O FRACASSO

 

Muitos crescem sem lhes ter sido ensinado que o  fracasso faz parte da vida e, sobretudo, que é preciso aprender a encarar os erros não como uma catástrofe pessoal, mas sim como um meio de aperfeiçoamento e de aprendizagem ... 

 

                                    

 

Vivemos numa sociedade que, desde muito cedo, nos motiva para o sucesso esquecendo-se de que o fracasso também existe e, por isso mesmo, tem de ser contornado. Por exemplo, muitos são os pais que estimulam crianças de três anos a saberem escrever o nome e identificar letras. As aptidões dos filhos transformam-se em tema central das conversas nos jantares de amigos e as comparações sucedem-se. Tudo é acelerado e esquecem-se que as crianças necessitam de tempo para se tornarem adultos, tempo que quando é ocupado pelo jogo não é um desperdício, muito pelo contrário. O jogo é algo muito sério e prepara para a vida. Através do jogo as crianças imitam o mundo adulto e ensaiam diversos papéis sociais. O desenho é, também, um instrumento vital para que o desenvolvimento se faça de um modo harmonioso. Os mais pequenos transportam para o papel o que lhes vai na alma. Ao desenharem estão não só a aperfeiçoar aspectos ligados à destreza manual, como também a dar largas à imaginação e a desabafar as angústias.

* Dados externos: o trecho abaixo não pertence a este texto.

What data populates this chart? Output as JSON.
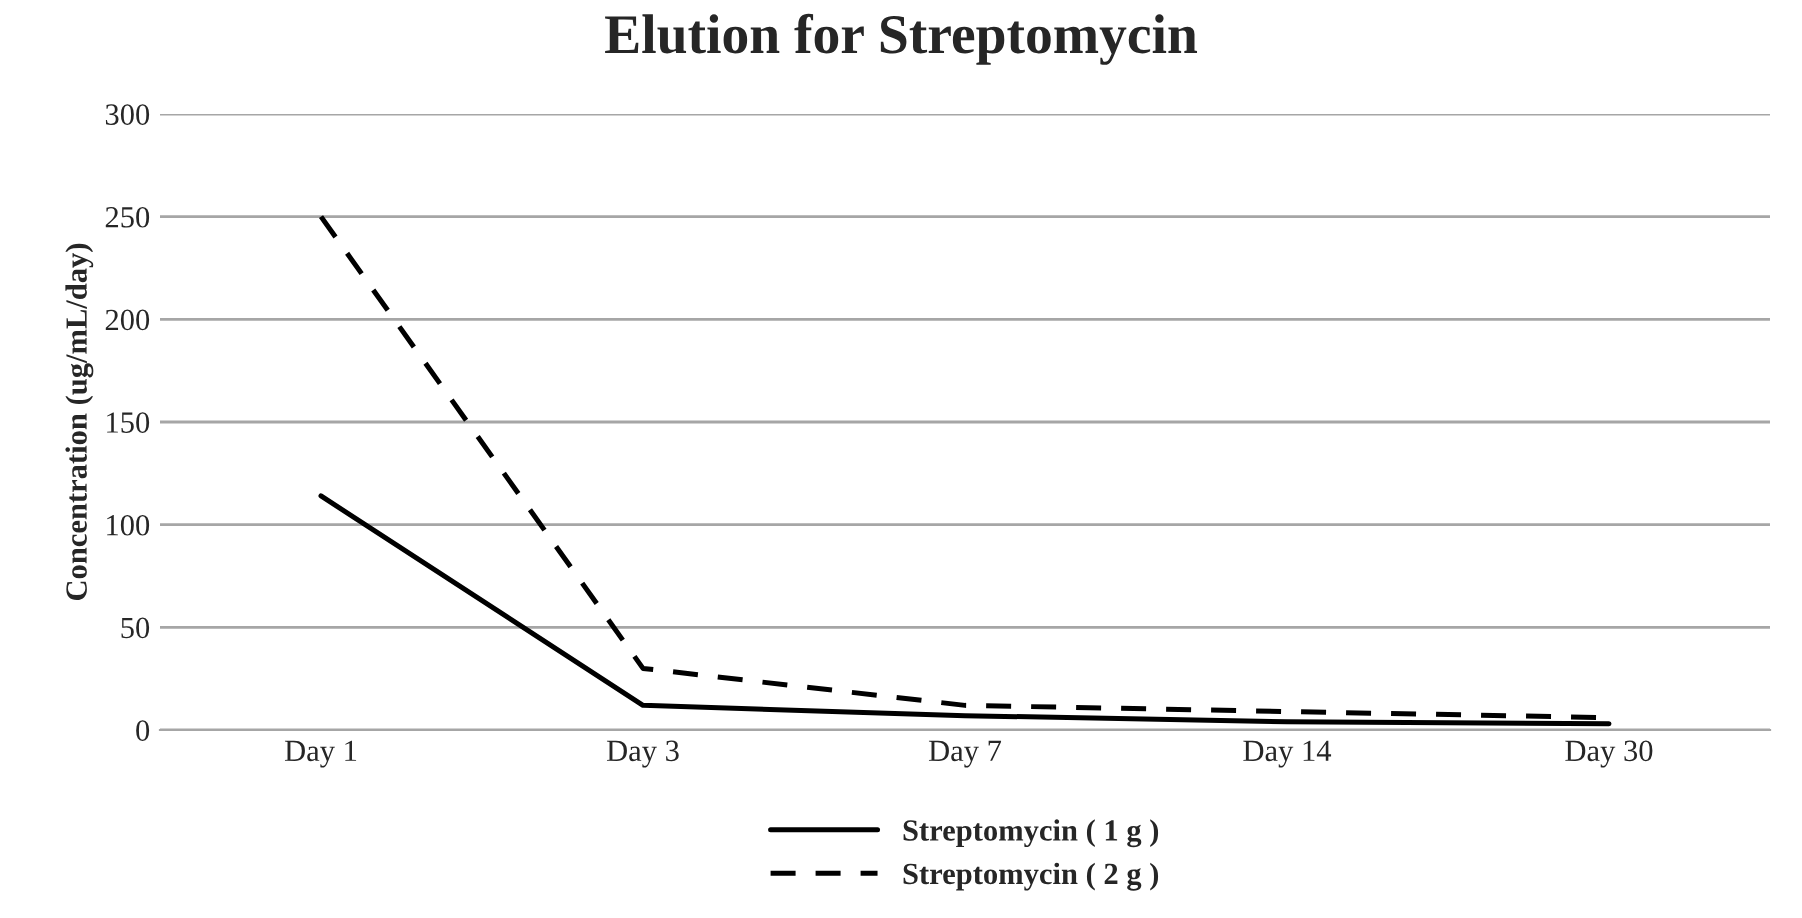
{
  "chart_data": {
    "type": "line",
    "title": "Elution for Streptomycin",
    "ylabel": "Concentration (ug/mL/day)",
    "categories": [
      "Day 1",
      "Day 3",
      "Day 7",
      "Day 14",
      "Day 30"
    ],
    "series": [
      {
        "name": "Streptomycin ( 1 g )",
        "color": "#000000",
        "line_style": "solid",
        "values": [
          114,
          12,
          7,
          4,
          3
        ]
      },
      {
        "name": "Streptomycin ( 2 g )",
        "color": "#000000",
        "line_style": "dashed",
        "values": [
          250,
          30,
          12,
          9,
          6
        ]
      }
    ],
    "ylim": [
      0,
      300
    ],
    "yticks": [
      0,
      50,
      100,
      150,
      200,
      250,
      300
    ],
    "grid": "y",
    "legend": "bottom",
    "marker": "none"
  }
}
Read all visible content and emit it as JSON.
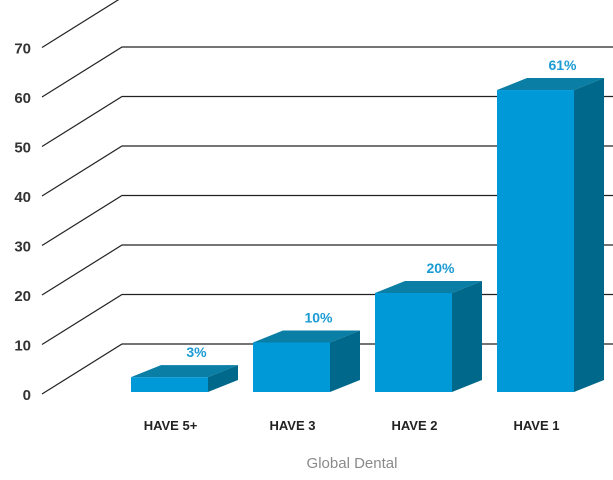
{
  "chart_data": {
    "type": "bar",
    "categories": [
      "HAVE 5+",
      "HAVE 3",
      "HAVE 2",
      "HAVE 1"
    ],
    "values": [
      3,
      10,
      20,
      61
    ],
    "data_labels": [
      "3%",
      "10%",
      "20%",
      "61%"
    ],
    "y_ticks": [
      "0",
      "10",
      "20",
      "30",
      "40",
      "50",
      "60",
      "70"
    ],
    "ylim": [
      0,
      80
    ],
    "grid": true,
    "style": "3d",
    "caption": "Global Dental",
    "colors": {
      "front": "#0099d8",
      "top": "#0a7ea4",
      "side": "#00688a",
      "label": "#1b9bd4",
      "grid": "#222222"
    }
  }
}
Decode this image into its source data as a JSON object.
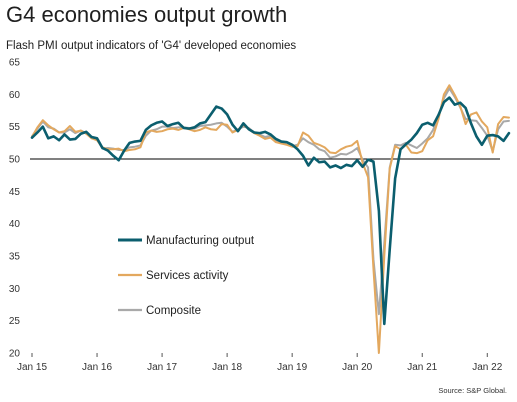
{
  "title": "G4 economies output growth",
  "subtitle": "Flash PMI output indicators of 'G4' developed economies",
  "source": "Source: S&P Global.",
  "chart_data": {
    "type": "line",
    "title": "G4 economies output growth",
    "subtitle": "Flash PMI output indicators of 'G4' developed economies",
    "xlabel": "",
    "ylabel": "",
    "ylim": [
      20,
      65
    ],
    "yticks": [
      20,
      25,
      30,
      35,
      40,
      45,
      50,
      55,
      60,
      65
    ],
    "xtick_labels": [
      "Jan 15",
      "Jan 16",
      "Jan 17",
      "Jan 18",
      "Jan 19",
      "Jan 20",
      "Jan 21",
      "Jan 22"
    ],
    "x_start": "2015-01",
    "reference_line": 50,
    "grid": false,
    "legend_position": "center-left",
    "series": [
      {
        "name": "Manufacturing output",
        "color": "#0b5e6e",
        "values": [
          53.3,
          54.1,
          55.0,
          53.2,
          53.5,
          52.9,
          53.8,
          53.0,
          53.1,
          53.9,
          54.2,
          53.4,
          53.2,
          51.7,
          51.3,
          50.5,
          49.8,
          51.3,
          52.5,
          52.7,
          52.8,
          54.5,
          55.2,
          55.6,
          55.8,
          55.1,
          55.4,
          55.6,
          54.8,
          54.7,
          54.9,
          55.5,
          55.7,
          56.9,
          58.1,
          57.8,
          56.9,
          55.3,
          54.3,
          55.5,
          54.6,
          54.1,
          54.0,
          54.2,
          53.8,
          53.1,
          52.7,
          52.6,
          52.2,
          51.5,
          50.5,
          49.0,
          50.2,
          49.5,
          49.6,
          48.7,
          49.0,
          48.6,
          49.1,
          48.9,
          49.8,
          48.8,
          49.9,
          49.6,
          42.0,
          24.5,
          36.0,
          47.0,
          51.5,
          52.3,
          53.0,
          54.0,
          55.3,
          55.6,
          55.2,
          56.8,
          58.8,
          59.5,
          58.4,
          58.7,
          57.9,
          55.5,
          53.5,
          52.2,
          53.6,
          53.7,
          53.5,
          52.8,
          54.0
        ]
      },
      {
        "name": "Services activity",
        "color": "#e3a85e",
        "values": [
          53.4,
          54.9,
          56.0,
          55.2,
          54.6,
          54.1,
          54.3,
          55.1,
          54.2,
          54.4,
          53.9,
          53.2,
          52.9,
          51.8,
          51.5,
          51.5,
          51.6,
          51.2,
          51.4,
          51.5,
          51.8,
          54.1,
          54.4,
          54.2,
          54.3,
          54.6,
          54.7,
          54.5,
          54.8,
          54.6,
          54.3,
          54.5,
          54.9,
          54.6,
          54.5,
          55.4,
          55.3,
          54.1,
          54.5,
          55.3,
          54.6,
          54.0,
          53.6,
          53.1,
          53.3,
          52.6,
          52.4,
          52.2,
          51.9,
          52.0,
          54.1,
          53.6,
          52.5,
          52.2,
          51.8,
          51.0,
          50.9,
          51.5,
          51.9,
          52.1,
          52.8,
          49.4,
          47.2,
          33.0,
          20.0,
          35.0,
          48.5,
          52.0,
          51.5,
          52.2,
          51.0,
          50.9,
          51.2,
          52.9,
          53.5,
          56.2,
          60.0,
          61.4,
          59.9,
          58.2,
          55.4,
          56.9,
          57.2,
          55.8,
          54.9,
          51.0,
          55.4,
          56.5,
          56.4
        ]
      },
      {
        "name": "Composite",
        "color": "#a9a9a9",
        "values": [
          53.5,
          54.7,
          55.8,
          54.9,
          54.7,
          54.1,
          54.1,
          54.6,
          54.0,
          54.4,
          54.0,
          53.4,
          53.0,
          51.6,
          51.7,
          51.6,
          51.4,
          51.4,
          51.8,
          51.9,
          52.1,
          53.6,
          54.4,
          54.6,
          55.0,
          55.0,
          54.8,
          54.9,
          54.9,
          54.8,
          54.7,
          55.1,
          55.2,
          55.3,
          55.5,
          55.6,
          55.0,
          54.2,
          54.6,
          55.0,
          54.8,
          54.1,
          53.8,
          53.4,
          53.6,
          52.8,
          52.6,
          52.6,
          52.0,
          52.2,
          53.2,
          52.6,
          52.2,
          51.5,
          51.2,
          50.2,
          50.4,
          50.8,
          50.7,
          51.1,
          51.7,
          49.9,
          48.7,
          34.5,
          26.0,
          37.0,
          48.7,
          52.2,
          52.1,
          52.5,
          52.1,
          51.7,
          52.4,
          53.2,
          54.5,
          56.6,
          59.4,
          60.9,
          59.6,
          58.0,
          56.2,
          56.0,
          55.9,
          54.8,
          53.6,
          51.2,
          54.6,
          55.8,
          55.9
        ]
      }
    ]
  }
}
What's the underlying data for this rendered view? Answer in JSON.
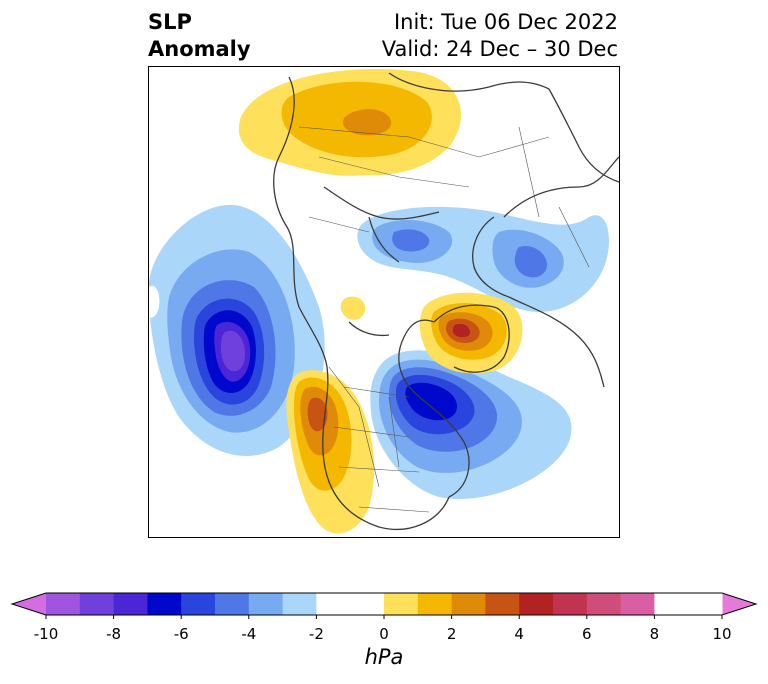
{
  "title": {
    "left_line1": "SLP",
    "left_line2": "Anomaly",
    "right_line1": "Init: Tue 06 Dec 2022",
    "right_line2": "Valid: 24 Dec – 30 Dec"
  },
  "colorbar": {
    "units": "hPa",
    "min": -10,
    "max": 10,
    "step": 1,
    "extend": "both",
    "ticks": [
      "-10",
      "-8",
      "-6",
      "-4",
      "-2",
      "0",
      "2",
      "4",
      "6",
      "8",
      "10"
    ],
    "colors": [
      "#9f55e0",
      "#7040dc",
      "#4a26d6",
      "#0008cc",
      "#2a44de",
      "#4f78e6",
      "#78aaf2",
      "#aad6fa",
      "#ffffff",
      "#ffffff",
      "#fee05a",
      "#f4b800",
      "#e08a0a",
      "#c85414",
      "#b22222",
      "#c2334f",
      "#cf4d7a",
      "#da5ea3"
    ],
    "under_color": "#d46ee0",
    "over_color": "#e57ad8"
  },
  "map": {
    "projection": "north-polar-stereographic",
    "anomalies": [
      {
        "region": "Gulf of Alaska / NE Pacific",
        "sign": "negative",
        "peak_hPa": -9
      },
      {
        "region": "Hudson Bay / Eastern Canada",
        "sign": "negative",
        "peak_hPa": -6
      },
      {
        "region": "Scandinavia / Barents Sea",
        "sign": "negative",
        "peak_hPa": -4
      },
      {
        "region": "Western Siberia",
        "sign": "negative",
        "peak_hPa": -4
      },
      {
        "region": "Greenland",
        "sign": "positive",
        "peak_hPa": 6
      },
      {
        "region": "Western North America",
        "sign": "positive",
        "peak_hPa": 4
      },
      {
        "region": "Eastern Asia / Siberia",
        "sign": "positive",
        "peak_hPa": 4
      }
    ]
  }
}
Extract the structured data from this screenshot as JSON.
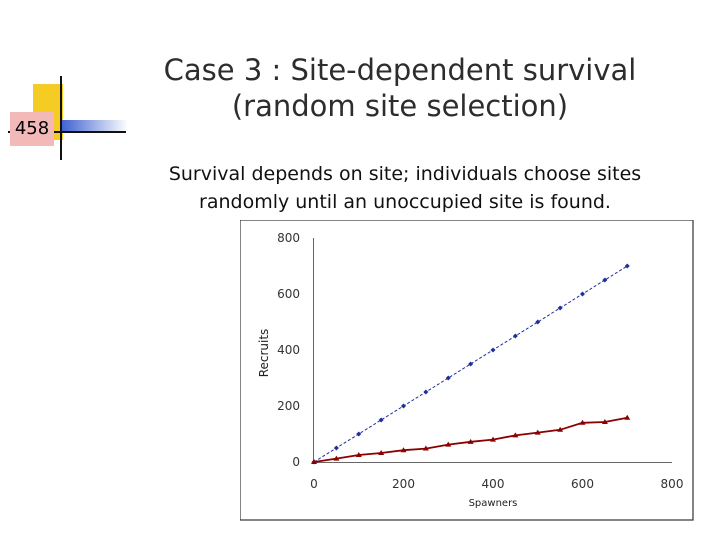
{
  "slide_number": "458",
  "title_line1": "Case 3 : Site-dependent survival",
  "title_line2": "(random site selection)",
  "subtitle_line1": "Survival depends on site; individuals choose sites",
  "subtitle_line2": "randomly until an unoccupied site is found.",
  "chart_data": {
    "type": "line",
    "xlabel": "Spawners",
    "ylabel": "Recruits",
    "xlim": [
      0,
      800
    ],
    "ylim": [
      0,
      800
    ],
    "xticks": [
      "0",
      "200",
      "400",
      "600",
      "800"
    ],
    "yticks": [
      "0",
      "200",
      "400",
      "600",
      "800"
    ],
    "grid": false,
    "series": [
      {
        "color": "#1f2f9a",
        "marker": "diamond",
        "style": "dashed",
        "x": [
          0,
          50,
          100,
          150,
          200,
          250,
          300,
          350,
          400,
          450,
          500,
          550,
          600,
          650,
          700
        ],
        "y": [
          0,
          50,
          100,
          150,
          200,
          250,
          300,
          350,
          400,
          450,
          500,
          550,
          600,
          650,
          700
        ]
      },
      {
        "color": "#8b0000",
        "marker": "triangle",
        "style": "solid",
        "x": [
          0,
          50,
          100,
          150,
          200,
          250,
          300,
          350,
          400,
          450,
          500,
          550,
          600,
          650,
          700
        ],
        "y": [
          0,
          12,
          25,
          32,
          42,
          48,
          62,
          72,
          80,
          95,
          105,
          115,
          140,
          143,
          158
        ]
      }
    ]
  }
}
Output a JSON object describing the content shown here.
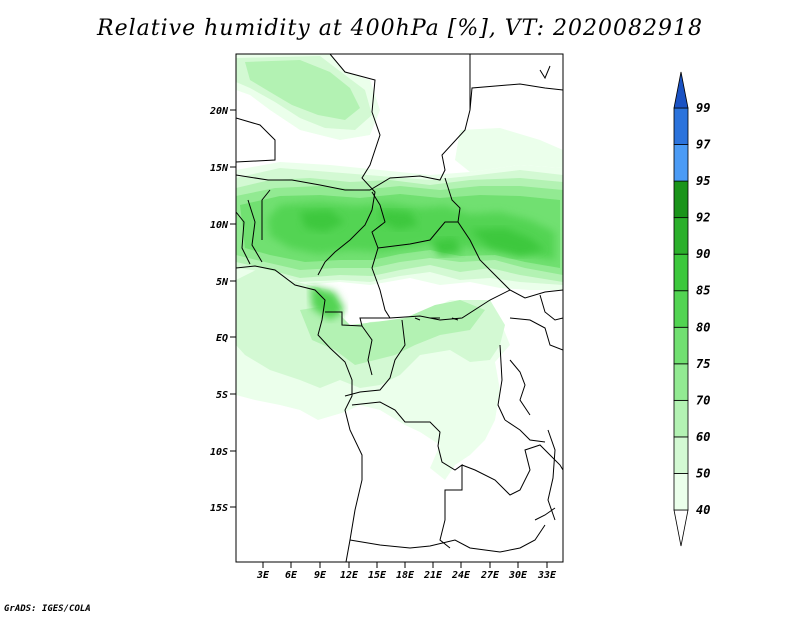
{
  "title": "Relative humidity at 400hPa [%], VT: 2020082918",
  "credit": "GrADS: IGES/COLA",
  "map": {
    "lat_labels": [
      "20N",
      "15N",
      "10N",
      "5N",
      "EQ",
      "5S",
      "10S",
      "15S"
    ],
    "lon_labels": [
      "3E",
      "6E",
      "9E",
      "12E",
      "15E",
      "18E",
      "21E",
      "24E",
      "27E",
      "30E",
      "33E"
    ]
  },
  "colorbar": {
    "levels": [
      "40",
      "50",
      "60",
      "70",
      "75",
      "80",
      "85",
      "90",
      "92",
      "95",
      "97",
      "99"
    ],
    "colors": [
      "#ffffff",
      "#ebffeb",
      "#d3f9d3",
      "#b3f2b3",
      "#92ea92",
      "#71e071",
      "#52d452",
      "#3cc83c",
      "#2bb02b",
      "#1a941a",
      "#4b9bf5",
      "#2b73dc",
      "#1a52c3"
    ]
  }
}
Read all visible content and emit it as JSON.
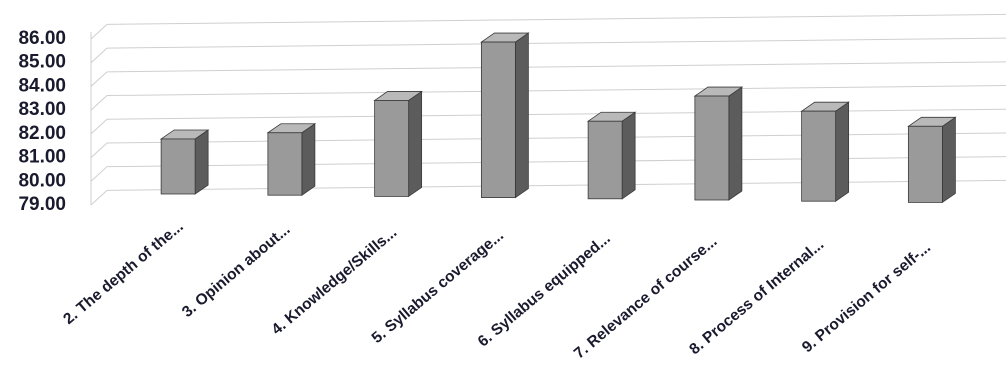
{
  "chart_data": {
    "type": "bar",
    "title": "",
    "xlabel": "",
    "ylabel": "",
    "categories": [
      "2. The depth of the...",
      "3. Opinion about...",
      "4. Knowledge/Skills...",
      "5. Syllabus coverage...",
      "6. Syllabus equipped...",
      "7. Relevance of course...",
      "8. Process of Internal...",
      "9. Provision for self-..."
    ],
    "values": [
      81.7,
      82.0,
      83.4,
      85.9,
      82.6,
      83.7,
      83.1,
      82.5
    ],
    "ylim": [
      79.0,
      86.0
    ],
    "yticks": [
      "79.00",
      "80.00",
      "81.00",
      "82.00",
      "83.00",
      "84.00",
      "85.00",
      "86.00"
    ],
    "grid": true,
    "style": "3d-column",
    "colors": {
      "bar_front": "#9a9a9a",
      "bar_side": "#5c5c5c",
      "bar_top": "#b9b9b9",
      "grid": "#cfcfcf",
      "text": "#1a1a2e"
    }
  }
}
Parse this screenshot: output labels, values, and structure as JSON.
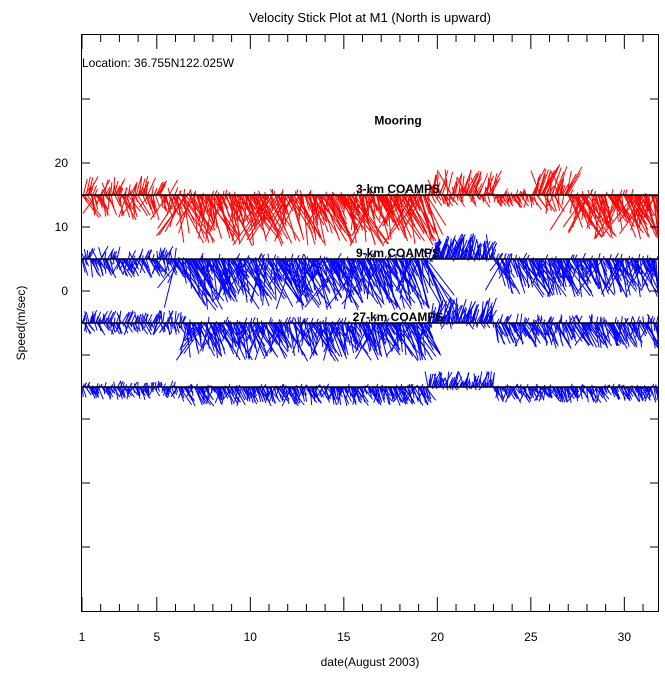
{
  "chart_data": {
    "type": "stick",
    "title": "Velocity Stick Plot at M1 (North is upward)",
    "xlabel": "date(August 2003)",
    "ylabel": "Speed(m/sec)",
    "annotation": "Location: 36.755N122.025W",
    "x_ticks": [
      1,
      5,
      10,
      15,
      20,
      25,
      30
    ],
    "x_minor_ticks": [
      2,
      3,
      4,
      6,
      7,
      8,
      9,
      11,
      12,
      13,
      14,
      16,
      17,
      18,
      19,
      21,
      22,
      23,
      24,
      26,
      27,
      28,
      29,
      31
    ],
    "xlim": [
      1,
      31.8
    ],
    "y_ticks": [
      20,
      10,
      0
    ],
    "y_tick_positions": [
      20,
      10,
      0
    ],
    "ylim": [
      -50,
      40
    ],
    "series": [
      {
        "name": "Mooring",
        "baseline": 15,
        "color": "#ff0000",
        "segments": [
          {
            "from": 1,
            "to": 6,
            "max_down": 4,
            "max_up": 3
          },
          {
            "from": 6,
            "to": 19.5,
            "max_down": 8,
            "max_up": 1
          },
          {
            "from": 19.5,
            "to": 23,
            "max_down": 2,
            "max_up": 4
          },
          {
            "from": 23,
            "to": 25,
            "max_down": 2,
            "max_up": 1
          },
          {
            "from": 25,
            "to": 27,
            "max_down": 3,
            "max_up": 5
          },
          {
            "from": 27,
            "to": 31.8,
            "max_down": 7,
            "max_up": 1
          }
        ]
      },
      {
        "name": "3-km COAMPS",
        "baseline": 5,
        "color": "#0000ff",
        "segments": [
          {
            "from": 1,
            "to": 6,
            "max_down": 3,
            "max_up": 2
          },
          {
            "from": 6,
            "to": 19.5,
            "max_down": 8,
            "max_up": 1
          },
          {
            "from": 19.5,
            "to": 23,
            "max_down": 0.5,
            "max_up": 4
          },
          {
            "from": 23,
            "to": 31.8,
            "max_down": 6,
            "max_up": 1
          }
        ]
      },
      {
        "name": "9-km COAMPS",
        "baseline": -5,
        "color": "#0000ff",
        "segments": [
          {
            "from": 1,
            "to": 6.5,
            "max_down": 2,
            "max_up": 2
          },
          {
            "from": 6.5,
            "to": 19.5,
            "max_down": 6,
            "max_up": 1
          },
          {
            "from": 19.5,
            "to": 23,
            "max_down": 1,
            "max_up": 4
          },
          {
            "from": 23,
            "to": 31.8,
            "max_down": 4,
            "max_up": 1.5
          }
        ]
      },
      {
        "name": "27-km COAMPS",
        "baseline": -15,
        "color": "#0000ff",
        "segments": [
          {
            "from": 1,
            "to": 6,
            "max_down": 2,
            "max_up": 1
          },
          {
            "from": 6,
            "to": 19.5,
            "max_down": 3,
            "max_up": 0.5
          },
          {
            "from": 19.5,
            "to": 23,
            "max_down": 0.5,
            "max_up": 2.5
          },
          {
            "from": 23,
            "to": 31.8,
            "max_down": 2.5,
            "max_up": 0.5
          }
        ]
      }
    ]
  }
}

Certo é que, apesar de os momentos de lazer das crianças terem de ser vistos como preparação para a vida, muitos educadores optam por substitui-los por aspectos ligados directamente a aspectos escolares. Tudo isto tem a ver com o desejo de o filho vir a ser bom aluno, desejavelmente o melhor da turma, ainda que uma coisa não implique necessariamente a outra. Uma criança cuja criatividade seja castrada, está condenada ao insucesso, mais que não seja a nível social.

Na realidade, ser um fracassado constitui um dos estigmas mais negativos que se podem atribuir a alguém. Nem a família, nem a escola nos prepara para assumir as derrotas e digerir os fracassos sem traumas que amputem a capacidade de reacção e afectem a autoestima. Esta atitude social, provoca uma dificuldade em reconhecer falhas e limitações. Qualquer cientista está ciente que só se avança com o erro e à semelhança do que se passa numa qualquer experiência científica, também o ser humano aprende através do binómio tentativa-erro. Contudo, o que muitas vezes se passa é que perante o erro seguimos caminho sem aceitar o fracasso. São inúmeras as pessoas que desistem dos estudos, ou que terminam cursos que nunca gostaram, sem terem coragem de admitir que falharam na escolha, o que as transforma irremediavelmente em profissionais frustrados. A sensação de fracasso reside, fundamentalmente, na distância que separa o Ego do Ideal do Ego. Não querendo entrar muito por noções complicadas da psicologia, digamos que, uma coisa é o que somos, outra o que pensamos ser. É extremamente difícil distanciarmo-nos o suficiente de nós próprios a ponto de conseguirmos ter uma noção clara dos nossos limites. Só quando atingimos um patamar de maturidade é que somos capazes e ver (geralmente com amargura), que não somos os mais bonitos, os mais inteligentes, nem tampouco os mais bem aceites socialmente. Mas, apesar disso continuamos a ser únicos, especiais e com capacidades para ir mais além. Melhorar é de facto um bom aliciante para a vida, mas convém que se estabeleçam metas razoáveis, que estejam ao nosso alcance porque de contrário surge a frustração com a qual não aprendemos a lidar.